Il avait trois moteurs, une énorme bosse disgracieuse sur le dos et un nom que ses propres équipages prononçaient avec une affection sinistre : il gobbo maledetto — le maudit bossu. Pourtant, le Savoia-Marchetti SM.79 Sparviero Il fut, pendant un temps, l'un des meilleurs bombardiers-torpilleurs de la Seconde Guerre mondiale, et l'avion que les marins alliés en Méditerranée apprirent à craindre.
Avant la guerre, c'était un avion de course qui avait battu des records et un symbole de la modernité de l'Italie fasciste. Pendant la guerre, il devint un tueur de navires. Rares sont les avions à avoir connu une telle double vie.
Informations clés
| Aéronef | Savoia-Marchetti SM.79 Sparviero (“ Épervier ”) |
| Mise en page | monoplan à trois moteurs (trimoteur) |
| Premier vol | 1934 ; créateur Alessandro Marchetti |
| Surnom | Il gobbo maledetto – “ le maudit bossu ” |
| Équipage | Cinq (six dans la version bombardier) |
| Construit | Environ 1 300 |
| Archives | 26 records du monde établis entre 1937 et 1939 |
| Durée de vie | Jusque dans les années 1950 (le Liban l'a exploité jusqu'en 1959) |
Un coureur avec une bosse
Le SM.79 fut conçu à l'origine comme un avion de transport civil rapide et un avion de course, dessiné par Alessandro Marchetti et effectuant son premier vol en 1934. Sa configuration trimoteur — deux moteurs sous les ailes, un à l'avant — fut choisie pour sa fiabilité, et le fuselage présentait une bosse caractéristique à l'arrière du cockpit, abritant une position de mitrailleuse et qui valut à l'appareil son surnom peu flatteur. Les équipages l'adoraient malgré tout.

À la fin des années 1930, le Sparviero établit vingt-six records du monde de vitesse, d'altitude et de distance, et l'Italie présenta fièrement ses équipages de course — les célèbres Sorci Verdi, Les “ Souris Vertes ” – symbole de la puissance nationale.

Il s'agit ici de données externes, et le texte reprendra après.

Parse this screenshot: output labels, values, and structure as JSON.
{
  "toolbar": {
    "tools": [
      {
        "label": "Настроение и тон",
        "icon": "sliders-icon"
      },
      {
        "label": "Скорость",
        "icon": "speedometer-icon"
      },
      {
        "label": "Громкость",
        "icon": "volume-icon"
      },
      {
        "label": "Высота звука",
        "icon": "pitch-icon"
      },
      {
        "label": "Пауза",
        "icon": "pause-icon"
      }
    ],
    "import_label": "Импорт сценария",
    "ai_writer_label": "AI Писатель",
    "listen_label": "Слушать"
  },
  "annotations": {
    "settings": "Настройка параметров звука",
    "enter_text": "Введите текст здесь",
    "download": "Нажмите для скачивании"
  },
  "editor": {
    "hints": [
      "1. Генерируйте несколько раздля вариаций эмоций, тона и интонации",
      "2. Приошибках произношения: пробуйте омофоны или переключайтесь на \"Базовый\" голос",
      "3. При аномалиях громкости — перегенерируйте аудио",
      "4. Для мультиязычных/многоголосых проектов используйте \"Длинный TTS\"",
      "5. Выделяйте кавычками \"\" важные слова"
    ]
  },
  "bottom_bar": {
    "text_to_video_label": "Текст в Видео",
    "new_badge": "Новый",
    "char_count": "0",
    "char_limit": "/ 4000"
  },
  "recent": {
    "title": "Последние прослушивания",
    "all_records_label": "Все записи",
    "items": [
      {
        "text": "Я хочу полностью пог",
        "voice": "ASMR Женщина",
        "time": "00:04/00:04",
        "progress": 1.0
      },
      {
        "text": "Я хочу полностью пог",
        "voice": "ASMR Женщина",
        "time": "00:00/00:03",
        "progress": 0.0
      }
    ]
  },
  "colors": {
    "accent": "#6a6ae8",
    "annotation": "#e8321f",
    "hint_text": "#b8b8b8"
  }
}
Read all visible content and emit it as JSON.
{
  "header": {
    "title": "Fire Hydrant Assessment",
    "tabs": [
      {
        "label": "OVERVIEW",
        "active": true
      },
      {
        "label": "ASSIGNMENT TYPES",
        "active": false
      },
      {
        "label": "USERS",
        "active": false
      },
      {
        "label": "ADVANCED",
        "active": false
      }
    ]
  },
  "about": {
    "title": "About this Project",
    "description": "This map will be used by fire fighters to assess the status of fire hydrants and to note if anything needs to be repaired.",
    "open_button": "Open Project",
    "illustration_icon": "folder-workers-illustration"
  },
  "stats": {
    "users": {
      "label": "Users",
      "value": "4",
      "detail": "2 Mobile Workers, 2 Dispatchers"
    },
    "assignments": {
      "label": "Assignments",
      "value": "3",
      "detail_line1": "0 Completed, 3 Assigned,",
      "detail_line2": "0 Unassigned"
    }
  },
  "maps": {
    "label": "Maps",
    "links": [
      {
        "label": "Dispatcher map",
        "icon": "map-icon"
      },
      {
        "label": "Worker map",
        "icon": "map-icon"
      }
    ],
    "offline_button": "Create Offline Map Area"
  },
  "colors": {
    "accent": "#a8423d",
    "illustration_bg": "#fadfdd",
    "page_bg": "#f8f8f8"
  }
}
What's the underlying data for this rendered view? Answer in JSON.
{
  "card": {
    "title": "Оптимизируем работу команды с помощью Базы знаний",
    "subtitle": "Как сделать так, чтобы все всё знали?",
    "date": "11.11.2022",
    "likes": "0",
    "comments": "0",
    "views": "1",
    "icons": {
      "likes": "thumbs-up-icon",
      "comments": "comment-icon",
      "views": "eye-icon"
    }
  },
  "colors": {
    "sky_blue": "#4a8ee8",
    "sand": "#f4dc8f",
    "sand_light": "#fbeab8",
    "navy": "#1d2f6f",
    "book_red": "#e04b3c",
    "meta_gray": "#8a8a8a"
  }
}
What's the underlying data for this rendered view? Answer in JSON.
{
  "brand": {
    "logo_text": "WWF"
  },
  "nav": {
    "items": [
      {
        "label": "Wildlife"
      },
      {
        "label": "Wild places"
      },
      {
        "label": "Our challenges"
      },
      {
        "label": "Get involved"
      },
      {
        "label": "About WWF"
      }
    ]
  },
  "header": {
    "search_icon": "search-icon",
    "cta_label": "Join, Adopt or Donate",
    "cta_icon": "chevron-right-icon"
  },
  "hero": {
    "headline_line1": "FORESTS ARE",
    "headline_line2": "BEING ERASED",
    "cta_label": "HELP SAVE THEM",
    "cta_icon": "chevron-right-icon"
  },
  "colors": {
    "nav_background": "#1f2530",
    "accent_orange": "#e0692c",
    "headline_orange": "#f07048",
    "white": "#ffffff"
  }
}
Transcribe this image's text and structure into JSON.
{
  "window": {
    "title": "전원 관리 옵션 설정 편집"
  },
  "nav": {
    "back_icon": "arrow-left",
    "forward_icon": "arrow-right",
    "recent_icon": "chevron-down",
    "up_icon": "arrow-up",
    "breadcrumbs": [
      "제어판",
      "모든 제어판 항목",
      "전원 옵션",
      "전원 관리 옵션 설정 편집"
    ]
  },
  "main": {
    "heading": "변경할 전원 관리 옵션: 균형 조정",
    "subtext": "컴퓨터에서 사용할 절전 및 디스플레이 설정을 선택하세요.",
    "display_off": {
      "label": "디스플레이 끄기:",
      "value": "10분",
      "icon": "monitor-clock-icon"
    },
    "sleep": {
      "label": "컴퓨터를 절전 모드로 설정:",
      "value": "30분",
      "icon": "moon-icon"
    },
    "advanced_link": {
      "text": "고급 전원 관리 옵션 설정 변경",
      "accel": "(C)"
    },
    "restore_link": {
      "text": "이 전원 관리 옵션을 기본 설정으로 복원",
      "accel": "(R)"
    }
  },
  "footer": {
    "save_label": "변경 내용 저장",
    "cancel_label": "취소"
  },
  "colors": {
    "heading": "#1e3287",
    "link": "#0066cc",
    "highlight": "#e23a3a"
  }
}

Puis vint l’Espagne, où le SM.79 effectua ses premières missions de combat durant la guerre civile, comptant sur sa vitesse pour survivre.
Le tueur de navires de la Méditerranée
La véritable renommée du SM.79 est venue avec le Aérosiluranti Les escadrilles de bombardiers-torpilleurs italiennes. Survolant la mer à basse altitude pour larguer leurs torpilles, les équipages des SM.79 devinrent parmi les plus efficaces de la guerre contre les navires, harcelant les convois et les bâtiments de guerre britanniques à travers la Méditerranée. Des as comme Carlo Emanuele Buscaglia se forgèrent une réputation redoutable aux commandes de ces appareils.

C'était une mission périlleuse. Attaquer des navires bien défendus à la surface des vagues entraînait des pertes considérables pour les équipages de torpilleurs, et le SM.79 était lent et vulnérable aux chasseurs modernes. Mais entre des mains expertes, il continua à faire mouche longtemps après que la flotte de bombardiers italienne eut été surclassée.
Une longue vie après la mort
Environ 1 300 SM.79 furent construits et servirent bien au-delà de l'Italie : en Espagne, en Yougoslavie et en Roumanie, cette dernière ayant même construit ses propres versions. L'appareil survécut plusieurs années à la guerre : l'Italie le retira du service en 1952 et le Liban utilisa des SM.79 de transport jusqu'en 1959. Deux exemplaires complets subsistent, tous deux restitués à l'Italie par le Liban.
Malgré toutes les plaisanteries sur sa bosse, le SM.79 était un avion rare, à la fois une célébrité d'avant-guerre et une arme redoutable. Ce satané bossu a bien mérité sa place.
Sources : Marco Mattioli, “ Unités de bombardiers-torpilleurs Savoia-Marchetti S.79 Sparviero ” ; Wikipédia.